Wednesday, October 04, 2006

From the Whole Earth Catalog to Wired, the Geneology of CyberUtopia

From Counterculture to Cyberculture: Stewart Brand, the Whole Earth Network, and the Rise of Digital Utopianism by Fred Turner from The University of Chicago Press is a book I hope to buy and read because The Whole Earth Catalog, co-edited by Stewart Brand, was one of my fave books back when everything seemed possible. Here is a quote from the introduction:
To answer these questions, this book traces the previously untold history of an extraordinarily influential group of San Francisco Bay area journalists and entrepreneurs: Stewart Brand and the Whole Earth network. Between the late 1960s and the late 1990s, Brand assembled a network of people and publications that together brokered a series of encounters between bohemian San Francisco and the emerging technology hub of Silicon Valley to the south. In 1968 Brand brought members of the two worlds together in the pages of one of the defining documents of the era, the Whole Earth Catalog. In 1985 he gathered them again on what would become perhaps the most influential computer conferencing system of the decade, the Whole Earth Lectronic Link, or the WELL. Throughout the late 1980s and early 1990s, Brand and other members of the network, including Kevin Kelly, Howard Rheingold, Esther Dyson, and John Perry Barlow, became some of the most-quoted spokespeople for a countercultural vision of the Internet. In 1993 all would help create the magazine that, more than any other, depicted the emerging digital world in revolutionary terms: Wired.


Read the forward here. And another tidbit:
Kevin Kelly, a former editor of the quarterly Whole Earth Review, which had grown out of the original Catalog, helped to bring them all to the pages of Wired. As the magazine's executive editor, he argued that the world was a series of interlocking information systems, all of which were working to corrode the bureaucracies of the industrial era. To Kelly and the other creators of Wired, the suddenly public Internet appeared to be both the infrastructure and the symbol of the new economic era. And if it was, they suggested, then those who built their lives around the Net and those who sought to deregulate the newly networked marketplace might in fact be harbingers of a cultural revolution. In the pages of Wired, at least, this new elite featured the citizens of the WELL, the members of the Global Business Network, and the founders of the Electronic Frontier Foundation—all groups well woven into the fabric of the Whole Earth community—as well as Microsoft's Bill Gates, libertarian pundits such as George Gilder, and, on the cover of one issue, conservative Republican Congressman Newt Gingrich.

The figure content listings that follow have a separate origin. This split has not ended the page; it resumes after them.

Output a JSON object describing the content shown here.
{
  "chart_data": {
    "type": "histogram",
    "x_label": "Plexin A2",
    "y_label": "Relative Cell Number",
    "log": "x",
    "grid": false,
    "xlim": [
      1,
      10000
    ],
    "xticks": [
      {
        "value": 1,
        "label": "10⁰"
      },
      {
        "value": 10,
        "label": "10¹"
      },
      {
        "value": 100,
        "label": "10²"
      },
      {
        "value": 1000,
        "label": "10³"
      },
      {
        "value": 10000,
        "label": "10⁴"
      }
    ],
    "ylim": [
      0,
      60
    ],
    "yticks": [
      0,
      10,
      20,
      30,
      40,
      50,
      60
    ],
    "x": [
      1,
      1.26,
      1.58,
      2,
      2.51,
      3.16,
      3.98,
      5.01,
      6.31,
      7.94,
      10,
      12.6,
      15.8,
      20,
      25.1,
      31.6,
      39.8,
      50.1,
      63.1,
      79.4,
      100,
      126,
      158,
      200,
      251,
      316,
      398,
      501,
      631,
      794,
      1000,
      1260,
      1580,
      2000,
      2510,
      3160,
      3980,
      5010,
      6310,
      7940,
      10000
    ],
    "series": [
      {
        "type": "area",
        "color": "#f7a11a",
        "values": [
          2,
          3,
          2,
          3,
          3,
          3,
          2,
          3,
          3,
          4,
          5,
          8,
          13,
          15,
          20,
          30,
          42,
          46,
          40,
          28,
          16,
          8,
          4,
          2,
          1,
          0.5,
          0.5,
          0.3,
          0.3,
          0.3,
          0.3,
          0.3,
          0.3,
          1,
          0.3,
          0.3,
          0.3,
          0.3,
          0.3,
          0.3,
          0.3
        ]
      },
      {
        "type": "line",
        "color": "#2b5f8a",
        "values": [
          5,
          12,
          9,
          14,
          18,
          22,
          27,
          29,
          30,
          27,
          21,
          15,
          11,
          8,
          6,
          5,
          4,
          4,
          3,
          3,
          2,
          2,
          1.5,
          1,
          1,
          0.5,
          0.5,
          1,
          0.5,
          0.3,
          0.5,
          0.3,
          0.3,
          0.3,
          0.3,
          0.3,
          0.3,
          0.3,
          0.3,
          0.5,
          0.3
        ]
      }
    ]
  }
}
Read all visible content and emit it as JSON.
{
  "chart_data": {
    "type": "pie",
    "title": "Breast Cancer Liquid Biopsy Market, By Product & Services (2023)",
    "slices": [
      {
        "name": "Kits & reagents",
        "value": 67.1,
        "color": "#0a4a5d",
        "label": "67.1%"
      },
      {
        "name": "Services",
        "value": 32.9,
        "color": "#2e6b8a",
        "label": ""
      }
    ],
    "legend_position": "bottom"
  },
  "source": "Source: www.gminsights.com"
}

To those who think of the 1960s primarily as a break with the decades that went before, the coming together of former counterculturalists, corporate executives, and right-wing politicians and pundits may appear impossibly contradictory. But as the history of the Whole Earth network suggests, it isn't. As they turned away from agonistic politics and toward technology, consciousness, and entrepreneurship as the principles of a new society, the communards of the 1960s developed a utopian vision that was in many ways quite congenial to the insurgent Republicans of the 1990s. Although Newt Gingrich and those around him decried the hedonism of the 1960s counterculture, they shared its widespread affection for empowering technologically enabled elites, for building new businesses, and for rejecting traditional forms of governance. And as they rose to power, more than a few right-wing politicians and executives longed to share the hip credibility of people like Stewart Brand.

Once long ago in Ann Arbor I was invited to travel west to either New Mexico, the Hog Farm, or Modesto, CA.

I chose none of the above, and that has made all the difference.